Remind me to scratch off “cabin in the middle of nowhere” for possible honeymoon destinations. Leigh Janiak’s new horror film Honeymoon is a disturbing tale of New York City newlyweds “Paul” (Harry Treadaway) and “Bea” (Rose Leslie) who are torn from married bliss to bloody chaos in a matter of days.
Retreating to an isolated cabin in the middle of the woods for a romantic getaway seemed like a good idea before a gooey mess of a creature decided to inhabit Bea’s body. What starts off as a sweet, romantic story of Paul and Bea and their love of pancakes, board games, and boating quickly turns into the honeymoon from Hell. Bea wakes up in the middle of the night and wanders into the forest, dazed and half-naked in her silk nightgown. When Paul finds her, however, she’s completely naked with bite marks on her inner thighs. He questions her again and again about the bite marks, the night she was “sleepwalking,” and her peculiar behavior. Why would Bea jump into cold lake water when she shrieked at its frigidness the day before? You wouldn’t think it’s the most insane thing a person has ever done, but it brings Paul’s suspicions to the forefront. Something’s wrong his wife; she’s forgetting how to make French toast and coffee, and even has to write down her own name to remember it. He knows something happened to her in the woods and he can’t quite figure it out. Bea acting weirdly and Paul staring at her like a stranger makes up 90% of the boring, bizarre Honeymoon.
Each night, a beaming spotlight shines through the cabin’s windows, seemingly the source of all the weirdness. Paul yearns to get his wife back, asking Bea questions to jog her memory and prove, somehow, that something has taken over her.
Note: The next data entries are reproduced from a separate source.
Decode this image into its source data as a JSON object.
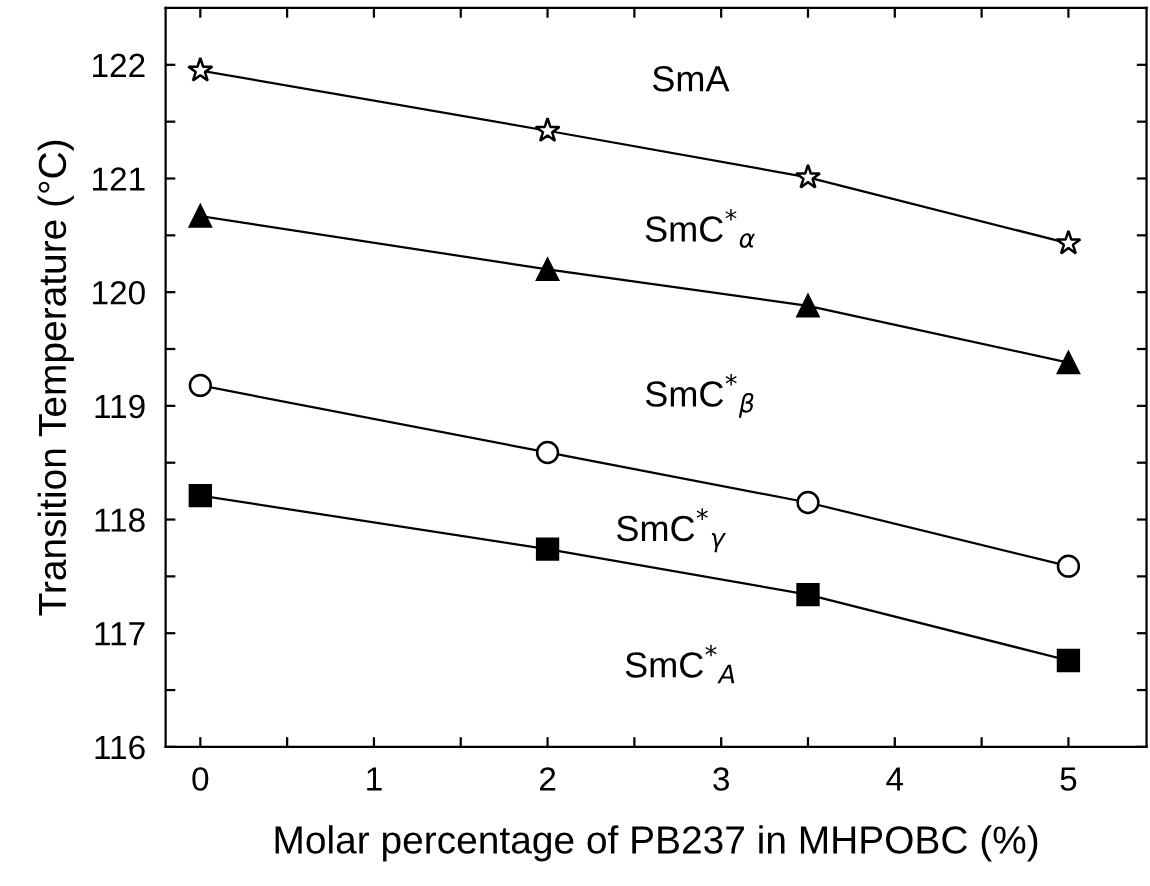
{
  "chart_data": {
    "type": "line",
    "xlabel": "Molar percentage of PB237 in MHPOBC (%)",
    "ylabel": "Transition Temperature (°C)",
    "x": [
      0,
      2,
      3.5,
      5
    ],
    "series": [
      {
        "color": "#000000",
        "marker": "star",
        "values": [
          121.95,
          121.42,
          121.01,
          120.43
        ]
      },
      {
        "color": "#000000",
        "marker": "triangle",
        "values": [
          120.67,
          120.2,
          119.88,
          119.38
        ]
      },
      {
        "color": "#000000",
        "marker": "circle",
        "values": [
          119.18,
          118.59,
          118.15,
          117.59
        ]
      },
      {
        "color": "#000000",
        "marker": "square",
        "values": [
          118.21,
          117.74,
          117.34,
          116.76
        ]
      }
    ],
    "xlim": [
      -0.2,
      5.45
    ],
    "ylim": [
      116,
      122.5
    ],
    "xticks": [
      0,
      {
        "value": 0.5,
        "label": null
      },
      1,
      {
        "value": 1.5,
        "label": null
      },
      2,
      {
        "value": 2.5,
        "label": null
      },
      3,
      {
        "value": 3.5,
        "label": null
      },
      4,
      {
        "value": 4.5,
        "label": null
      },
      5
    ],
    "yticks": [
      116,
      {
        "value": 116.5,
        "label": null
      },
      117,
      {
        "value": 117.5,
        "label": null
      },
      118,
      {
        "value": 118.5,
        "label": null
      },
      119,
      {
        "value": 119.5,
        "label": null
      },
      120,
      {
        "value": 120.5,
        "label": null
      },
      121,
      {
        "value": 121.5,
        "label": null
      },
      122
    ],
    "annotations": [
      "SmA",
      "SmC$^{*}$$_{α}$",
      "SmC$^{*}$$_{β}$",
      "SmC$^{*}$$_{γ}$",
      "SmC$^{*}$$_{A}$"
    ],
    "line_style": "solid",
    "grid": false,
    "legend": false
  }
}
It’s paralleled with Paul trying to get Bea to remember him physically, leading to one of the most graphic and cringe-worthy scenes in recent movie history. The sick-factor is much more impactful than the thriller aspects of Honeymoon as Bea bleeds, gushes, and oozes all over Paul’s hands. The overload of disturbing imagery might have made sense if the plot supported it, but there was a severe lack of clarity as to what was happening.
What did work, however, was the chemistry between Treadaway and Leslie and their portrayals of lovebirds, Paul and Bea. Leslie must come from the Nina Dobrev-school-of-acting, making Bea’s character shift from joyful to crazed seem effortless.
Other than that, the film was just strange. With little resolution or any real explanation as to what was happening, Honeymoon fails to get where it needs to be. If Janiak upped the ante of the plot or provided a little more thrill, it would have been a better tale to tell. Unfortunately, besides the acting and the ick-factor, everything else falls flat.
Review © Brigid K. Presecky (9/14/14)
Top Photo: Harry Treadaway as “Paul” and Rose Leslie as “Bea”
Bottom Photo: Rose Leslie as “Bea”
Q: Does Honeymoon pass the Bechdel Test?
No. Almost every scene is about the couple, except for one encounter Bea has with a woman seemingly possessed by the same demonic spirit.